Шрифт:
Интервал:
Закладка:
Господи, да за что же. Мог ли он предположить, что с ним на исходе жизни, когда наступление весны опять, как в детстве, приобрело торжественное значение, снова случится гроза, разразившаяся за порогом этой Старой Кузни. Может, здесь трудился его предок, доставал клещами раскалённые заготовки, начинал мять их точными ударами, чтобы снова и снова попытаться выковать подкову счастья?
Он открывает подаренную шведом книжку, перелистывает, не в силах вчитаться. Ему нужно сдержать дыхание и биение раскалённого солнечного сплетения. Он думает: «Как всё-таки эпически устроено многое в этом мире. Один хороший человек — совсем не единица. За ним стоит воспитание и масса обстоятельств, сформированных или вызванных к жизни в среднем не случайно. За каждой элементарной частицей существования стоят тоже в преобладании хорошие люди. Родители, предки, учителя, друзья. И так далее, лавинообразно, вплоть до сонма и далее в мириады. Точно так же за плохим человеком стоит воинство — виртуальное и фактическое собрание дурных людей и вызванных ими или создавших их обстоятельств. Так что в любом отдельно взятом столкновении сходятся войска — ангельские и человеческие — настоящие воинства плохого и хорошего. Только вдумайтесь, сколько за нашими плечами событий, слов, людей, улиц, зданий, неба, пыли, солнца, хлябей».

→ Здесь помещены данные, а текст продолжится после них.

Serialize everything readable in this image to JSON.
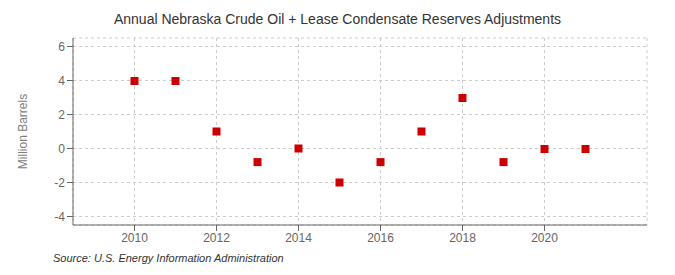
{
  "chart_data": {
    "type": "scatter",
    "title": "Annual Nebraska Crude Oil + Lease Condensate Reserves Adjustments",
    "y_label": "Million Barrels",
    "annotation": "Source: U.S. Energy Information Administration",
    "x": [
      2010,
      2011,
      2012,
      2013,
      2014,
      2015,
      2016,
      2017,
      2018,
      2019,
      2020,
      2021
    ],
    "values": [
      3.97,
      3.97,
      1.0,
      -0.8,
      0.0,
      -2.0,
      -0.8,
      1.0,
      2.97,
      -0.8,
      -0.03,
      -0.03
    ],
    "color": "#cc0000",
    "marker": "square",
    "xlim": [
      2008.5,
      2022.5
    ],
    "ylim": [
      -4.5,
      6.5
    ],
    "xticks": [
      2010,
      2012,
      2014,
      2016,
      2018,
      2020
    ],
    "yticks": [
      -4,
      -2,
      0,
      2,
      4,
      6
    ],
    "grid": true
  }
}
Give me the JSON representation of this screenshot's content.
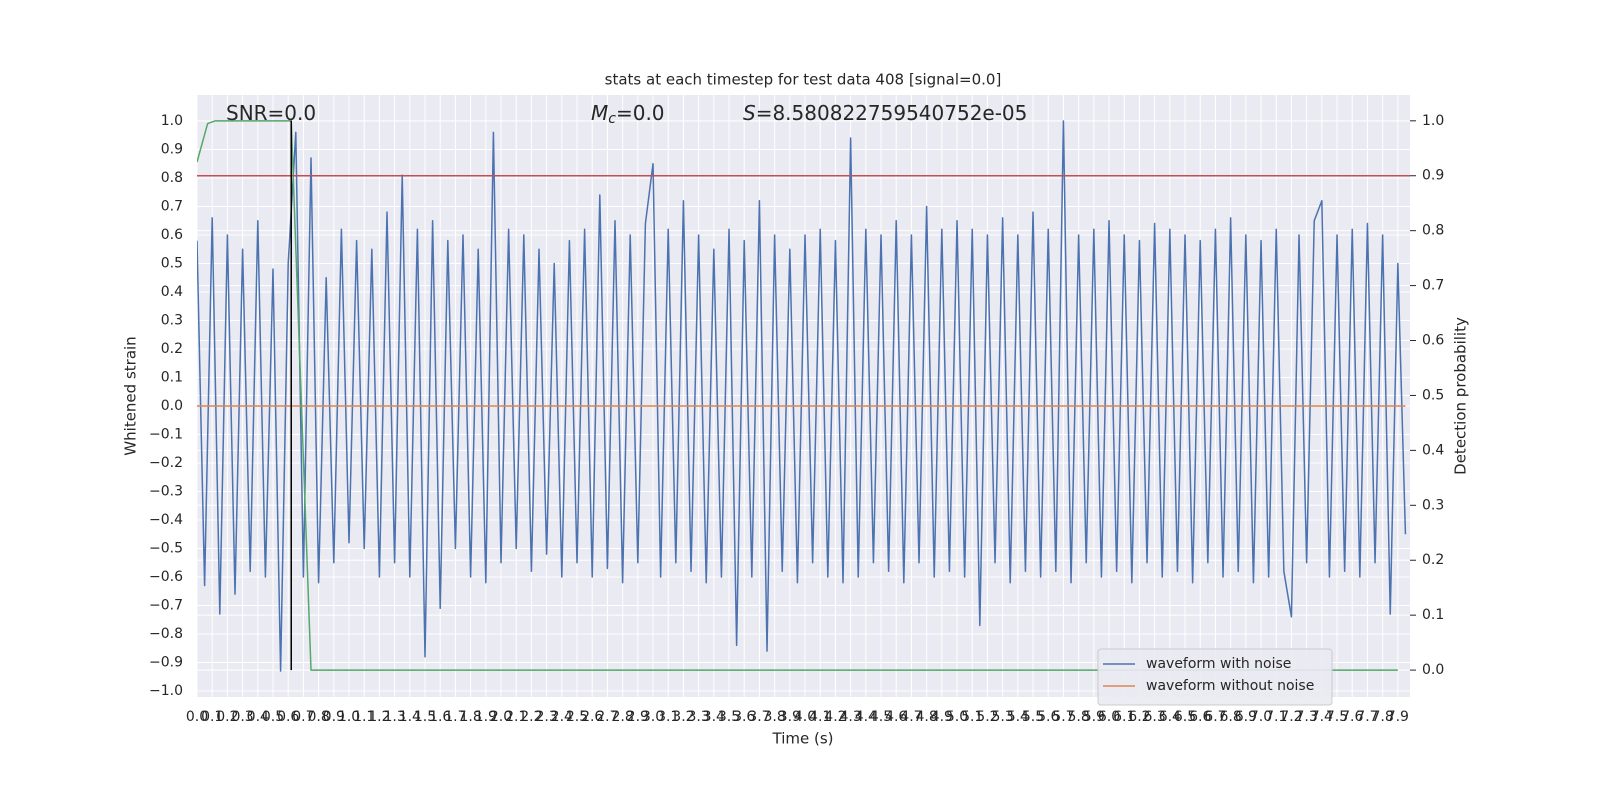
{
  "chart_data": {
    "type": "line",
    "title": "stats at each timestep for test data 408 [signal=0.0]",
    "x_label": "Time (s)",
    "y_label": "Whitened strain",
    "y2_label": "Detection probability",
    "grid": true,
    "legend": "lower right",
    "annotations": [
      {
        "text": "SNR=0.0"
      },
      {
        "symbol": "M",
        "subscript": "c",
        "text": "=0.0"
      },
      {
        "symbol": "S",
        "text": "=8.580822759540752e-05"
      }
    ],
    "xlim": [
      0,
      7.98
    ],
    "ylim": [
      -1.021,
      1.091
    ],
    "y2lim": [
      -0.049,
      1.047
    ],
    "xticks": [
      {
        "value": 0,
        "label": "0.0"
      },
      0.1,
      0.2,
      0.3,
      0.4,
      0.5,
      0.6,
      0.7,
      0.8,
      0.9,
      {
        "value": 1,
        "label": "1.0"
      },
      1.1,
      1.2,
      1.3,
      1.4,
      1.5,
      1.6,
      1.7,
      1.8,
      1.9,
      {
        "value": 2,
        "label": "2.0"
      },
      2.1,
      2.2,
      2.3,
      2.4,
      2.5,
      2.6,
      2.7,
      2.8,
      2.9,
      {
        "value": 3,
        "label": "3.0"
      },
      3.1,
      3.2,
      3.3,
      3.4,
      3.5,
      3.6,
      3.7,
      3.8,
      3.9,
      {
        "value": 4,
        "label": "4.0"
      },
      4.1,
      4.2,
      4.3,
      4.4,
      4.5,
      4.6,
      4.7,
      4.8,
      4.9,
      {
        "value": 5,
        "label": "5.0"
      },
      5.1,
      5.2,
      5.3,
      5.4,
      5.5,
      5.6,
      5.7,
      5.8,
      5.9,
      {
        "value": 6,
        "label": "6.0"
      },
      6.1,
      6.2,
      6.3,
      6.4,
      6.5,
      6.6,
      6.7,
      6.8,
      6.9,
      {
        "value": 7,
        "label": "7.0"
      },
      7.1,
      7.2,
      7.3,
      7.4,
      7.5,
      7.6,
      7.7,
      7.8,
      7.9
    ],
    "yticks": [
      {
        "value": -1,
        "label": "−1.0"
      },
      {
        "value": -0.9,
        "label": "−0.9"
      },
      {
        "value": -0.8,
        "label": "−0.8"
      },
      {
        "value": -0.7,
        "label": "−0.7"
      },
      {
        "value": -0.6,
        "label": "−0.6"
      },
      {
        "value": -0.5,
        "label": "−0.5"
      },
      {
        "value": -0.4,
        "label": "−0.4"
      },
      {
        "value": -0.3,
        "label": "−0.3"
      },
      {
        "value": -0.2,
        "label": "−0.2"
      },
      {
        "value": -0.1,
        "label": "−0.1"
      },
      {
        "value": 0,
        "label": "0.0"
      },
      0.1,
      0.2,
      0.3,
      0.4,
      0.5,
      0.6,
      0.7,
      0.8,
      0.9,
      {
        "value": 1,
        "label": "1.0"
      }
    ],
    "y2ticks": [
      {
        "value": 0,
        "label": "0.0"
      },
      0.1,
      0.2,
      0.3,
      0.4,
      0.5,
      0.6,
      0.7,
      0.8,
      0.9,
      {
        "value": 1,
        "label": "1.0"
      }
    ],
    "series": [
      {
        "name": "waveform with noise",
        "color": "#4c72b0",
        "x": [
          0,
          0.05,
          0.1,
          0.15,
          0.2,
          0.25,
          0.3,
          0.35,
          0.4,
          0.45,
          0.5,
          0.55,
          0.6,
          0.65,
          0.7,
          0.75,
          0.8,
          0.85,
          0.9,
          0.95,
          1.0,
          1.05,
          1.1,
          1.15,
          1.2,
          1.25,
          1.3,
          1.35,
          1.4,
          1.45,
          1.5,
          1.55,
          1.6,
          1.65,
          1.7,
          1.75,
          1.8,
          1.85,
          1.9,
          1.95,
          2.0,
          2.05,
          2.1,
          2.15,
          2.2,
          2.25,
          2.3,
          2.35,
          2.4,
          2.45,
          2.5,
          2.55,
          2.6,
          2.65,
          2.7,
          2.75,
          2.8,
          2.85,
          2.9,
          2.95,
          3.0,
          3.05,
          3.1,
          3.15,
          3.2,
          3.25,
          3.3,
          3.35,
          3.4,
          3.45,
          3.5,
          3.55,
          3.6,
          3.65,
          3.7,
          3.75,
          3.8,
          3.85,
          3.9,
          3.95,
          4.0,
          4.05,
          4.1,
          4.15,
          4.2,
          4.25,
          4.3,
          4.35,
          4.4,
          4.45,
          4.5,
          4.55,
          4.6,
          4.65,
          4.7,
          4.75,
          4.8,
          4.85,
          4.9,
          4.95,
          5.0,
          5.05,
          5.1,
          5.15,
          5.2,
          5.25,
          5.3,
          5.35,
          5.4,
          5.45,
          5.5,
          5.55,
          5.6,
          5.65,
          5.7,
          5.75,
          5.8,
          5.85,
          5.9,
          5.95,
          6.0,
          6.05,
          6.1,
          6.15,
          6.2,
          6.25,
          6.3,
          6.35,
          6.4,
          6.45,
          6.5,
          6.55,
          6.6,
          6.65,
          6.7,
          6.75,
          6.8,
          6.85,
          6.9,
          6.95,
          7.0,
          7.05,
          7.1,
          7.15,
          7.2,
          7.25,
          7.3,
          7.35,
          7.4,
          7.45,
          7.5,
          7.55,
          7.6,
          7.65,
          7.7,
          7.75,
          7.8,
          7.85,
          7.9,
          7.95
        ],
        "values": [
          0.58,
          -0.63,
          0.66,
          -0.73,
          0.6,
          -0.66,
          0.55,
          -0.58,
          0.65,
          -0.6,
          0.48,
          -0.93,
          0.5,
          0.96,
          -0.6,
          0.87,
          -0.62,
          0.45,
          -0.55,
          0.62,
          -0.48,
          0.58,
          -0.5,
          0.55,
          -0.6,
          0.68,
          -0.55,
          0.81,
          -0.6,
          0.62,
          -0.88,
          0.65,
          -0.71,
          0.58,
          -0.5,
          0.6,
          -0.6,
          0.55,
          -0.62,
          0.96,
          -0.55,
          0.62,
          -0.5,
          0.6,
          -0.58,
          0.55,
          -0.52,
          0.5,
          -0.6,
          0.58,
          -0.55,
          0.62,
          -0.6,
          0.74,
          -0.57,
          0.65,
          -0.62,
          0.6,
          -0.55,
          0.64,
          0.85,
          -0.6,
          0.62,
          -0.55,
          0.72,
          -0.58,
          0.6,
          -0.62,
          0.55,
          -0.6,
          0.62,
          -0.84,
          0.58,
          -0.6,
          0.72,
          -0.86,
          0.6,
          -0.58,
          0.55,
          -0.62,
          0.6,
          -0.55,
          0.62,
          -0.6,
          0.58,
          -0.62,
          0.94,
          -0.6,
          0.62,
          -0.55,
          0.6,
          -0.58,
          0.65,
          -0.62,
          0.6,
          -0.55,
          0.7,
          -0.6,
          0.62,
          -0.58,
          0.65,
          -0.6,
          0.62,
          -0.77,
          0.6,
          -0.55,
          0.66,
          -0.62,
          0.6,
          -0.58,
          0.68,
          -0.6,
          0.62,
          -0.58,
          1.0,
          -0.62,
          0.6,
          -0.55,
          0.62,
          -0.6,
          0.65,
          -0.58,
          0.6,
          -0.62,
          0.58,
          -0.55,
          0.64,
          -0.6,
          0.62,
          -0.58,
          0.6,
          -0.62,
          0.58,
          -0.55,
          0.62,
          -0.6,
          0.66,
          -0.58,
          0.6,
          -0.62,
          0.58,
          -0.6,
          0.62,
          -0.58,
          -0.74,
          0.6,
          -0.55,
          0.65,
          0.72,
          -0.6,
          0.6,
          -0.58,
          0.62,
          -0.6,
          0.64,
          -0.55,
          0.6,
          -0.73,
          0.5,
          -0.45
        ]
      },
      {
        "name": "waveform without noise",
        "color": "#dd8452",
        "x": [
          0,
          7.95
        ],
        "values": [
          0,
          0
        ]
      },
      {
        "color": "#55a868",
        "axis": "y2",
        "x": [
          0,
          0.07,
          0.12,
          0.62,
          0.75,
          7.9
        ],
        "values": [
          0.925,
          0.995,
          1.0,
          1.0,
          0,
          0
        ]
      }
    ],
    "hlines": [
      {
        "value": 0.9,
        "axis": "y2",
        "color": "#c44e52"
      }
    ],
    "vlines": [
      {
        "x": 0.62,
        "ymin": 0,
        "ymax": 1,
        "axis": "y2",
        "color": "#000000"
      }
    ]
  }
}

Та девушка стала его главной хлябью когда-то. Он едва выжил, летел к ней потом много лет, как мотылёк на свечку. Но позже стремление сникло, исчезло, и вот уж он и не вспомнит, когда последний раз думал о ней. «Впрочем, я прожил слишком долго».
Но нельзя же так просто её отпустить! И вдруг его осеняет. Он берёт со стола солонку и, посматривая по сторонам, приближается к ней и её мужу, становится рядом. Швед краснеет и говорит без умолку, едва позволяя Поэту вставить слово. Тот, однако, ничуть не смущён. Дрожащей рукой, потихоньку, он приближает кулак с зажатой солонкой к карману пальто жены дипломата.
Несколько крупинок морской соли падает на подкладку, катится по панели телефона и исчезает в шве. Поэт убирает руку.
Зачем он так поступил? Насолил в отместку? Или вспомнил арабский обычай из «Тысячи и одной ночи» — мол, если рассыпал соль, то, чтобы избежать беды, надо перекинуть её через плечо три раза?
Он не знает.
А ещё когда-то римские легионеры получали за службу плату кусками каменной соли.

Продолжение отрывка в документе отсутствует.